This guide converts a conda project (defined by an environment.yml) into a pixi project. The result: project-local environments, an automatic lockfile, a built-in task runner, and access to the same conda-forge packages.

Prerequisites

Import into pixi

From the directory containing your environment.yml:

$ pixi init --import environment.yml
✔ Created /path/to/analysis/pixi.toml

If you see Error: × pixi.toml already exists, the directory is already a pixi project. Move to a fresh directory or delete the existing pixi.toml. If you see failed to open file 'environment.yml', run the command from the directory that contains the file.
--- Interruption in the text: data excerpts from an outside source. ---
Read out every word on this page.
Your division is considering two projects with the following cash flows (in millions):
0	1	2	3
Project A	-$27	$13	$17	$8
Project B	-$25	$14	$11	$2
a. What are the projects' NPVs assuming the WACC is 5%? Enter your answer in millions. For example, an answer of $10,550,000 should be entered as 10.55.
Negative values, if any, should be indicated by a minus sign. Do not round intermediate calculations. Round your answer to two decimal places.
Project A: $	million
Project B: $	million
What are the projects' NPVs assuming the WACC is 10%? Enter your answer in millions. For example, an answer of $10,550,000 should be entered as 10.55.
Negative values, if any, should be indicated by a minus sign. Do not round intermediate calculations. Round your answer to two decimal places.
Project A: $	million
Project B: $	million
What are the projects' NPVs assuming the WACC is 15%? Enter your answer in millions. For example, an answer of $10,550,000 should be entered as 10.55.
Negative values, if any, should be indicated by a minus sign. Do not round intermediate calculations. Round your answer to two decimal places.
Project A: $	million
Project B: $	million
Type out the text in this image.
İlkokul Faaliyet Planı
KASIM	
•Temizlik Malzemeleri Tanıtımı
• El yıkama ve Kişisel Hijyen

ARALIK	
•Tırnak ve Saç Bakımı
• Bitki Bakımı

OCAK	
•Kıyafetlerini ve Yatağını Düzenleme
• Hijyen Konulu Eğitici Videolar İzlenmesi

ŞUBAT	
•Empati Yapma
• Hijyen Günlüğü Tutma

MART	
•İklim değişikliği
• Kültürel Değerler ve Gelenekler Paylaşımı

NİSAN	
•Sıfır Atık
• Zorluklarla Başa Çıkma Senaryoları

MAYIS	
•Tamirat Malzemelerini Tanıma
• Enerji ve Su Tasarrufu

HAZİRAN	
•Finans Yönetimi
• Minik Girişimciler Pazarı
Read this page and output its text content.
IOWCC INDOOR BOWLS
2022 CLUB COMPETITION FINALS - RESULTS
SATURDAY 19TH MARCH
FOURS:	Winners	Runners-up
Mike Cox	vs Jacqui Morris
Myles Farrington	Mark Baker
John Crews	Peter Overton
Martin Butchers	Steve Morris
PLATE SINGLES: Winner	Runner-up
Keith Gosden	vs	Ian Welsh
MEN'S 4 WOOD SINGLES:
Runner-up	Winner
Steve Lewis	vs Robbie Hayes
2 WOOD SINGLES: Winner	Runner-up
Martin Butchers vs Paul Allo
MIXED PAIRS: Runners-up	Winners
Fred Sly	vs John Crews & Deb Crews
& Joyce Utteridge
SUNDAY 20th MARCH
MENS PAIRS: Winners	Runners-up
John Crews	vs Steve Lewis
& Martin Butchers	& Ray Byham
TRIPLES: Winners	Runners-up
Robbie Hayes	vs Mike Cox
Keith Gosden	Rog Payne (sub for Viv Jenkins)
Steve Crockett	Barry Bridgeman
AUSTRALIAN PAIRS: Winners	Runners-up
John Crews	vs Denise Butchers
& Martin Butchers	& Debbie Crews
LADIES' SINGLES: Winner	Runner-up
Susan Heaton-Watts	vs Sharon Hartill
pixi init also writes a .gitignore (with .pixi/* excluded) and a .gitattributes (so pixi.lock diffs render sensibly). The lockfile itself is generated by pixi install below.

Review the generated pixi.toml

Open pixi.toml. For a typical scientific Python environment.yml (conda-forge channel, a few pinned packages, one pip: entry), the result looks like:

pixi.toml
[workspace]
name = "analysis"
channels = ["conda-forge"]
platforms = ["osx-arm64"]

[dependencies]
python = "3.12.*"
pandas = "2.2.*"
matplotlib = "3.9.*"
scikit-learn = "1.5.*"
jupyter = "*"

[pypi-dependencies]
seaborn = "*"

Packages from the pip: section in environment.yml land under [pypi-dependencies] and install from PyPI automatically. The platforms field reflects only your current machine; add others if your team uses different operating systems (e.g., platforms = ["osx-arm64", "linux-64"]).

Verify the environment

Install and test that everything works:

$ pixi install
✔ The default environment has been installed.
$ pixi run python -c "import pandas; import sklearn; print('All imports OK')"
All imports OK

If you see Error: × could not find pixi.toml or pyproject.toml, you ran pixi install from outside the project. cd into the directory that contains pixi.toml and try again.

Replace conda habits

The workflow mapping from conda to pixi:

Conda command Pixi equivalent Notes
conda activate analysis pixi shell Spawns a subshell with the environment active
conda install scipy pixi add scipy Adds to pixi.toml and updates the lockfile
pip install some-pkg pixi add --pypi some-pkg Tracked in [pypi-dependencies]
conda env export (automatic) pixi.lock is always up to date
conda env create -f ... pixi install Recreates from pixi.toml + pixi.lock
conda list pixi list Shows installed packages

Move Makefile targets into tasks

If your conda project used a Makefile or shell scripts for common operations, move them into pixi.toml:

pixi.toml
[tasks]
analyze = "python analyze.py"
test = "pytest"
notebook = "jupyter lab"

Run them with pixi run analyze, pixi run test, etc.

Commit pixi.toml and pixi.lock

git add pixi.toml pixi.lock

Commit pixi.lock — that’s how teammates get the same resolved environment when they run pixi install. Confirm .pixi/ is in .gitignore; pixi init --import already added it.

Remove the old conda environment

Once the pixi project is working:

conda deactivate
conda env remove -n analysis

Keep the environment.yml for a transition period if other team members haven’t switched yet.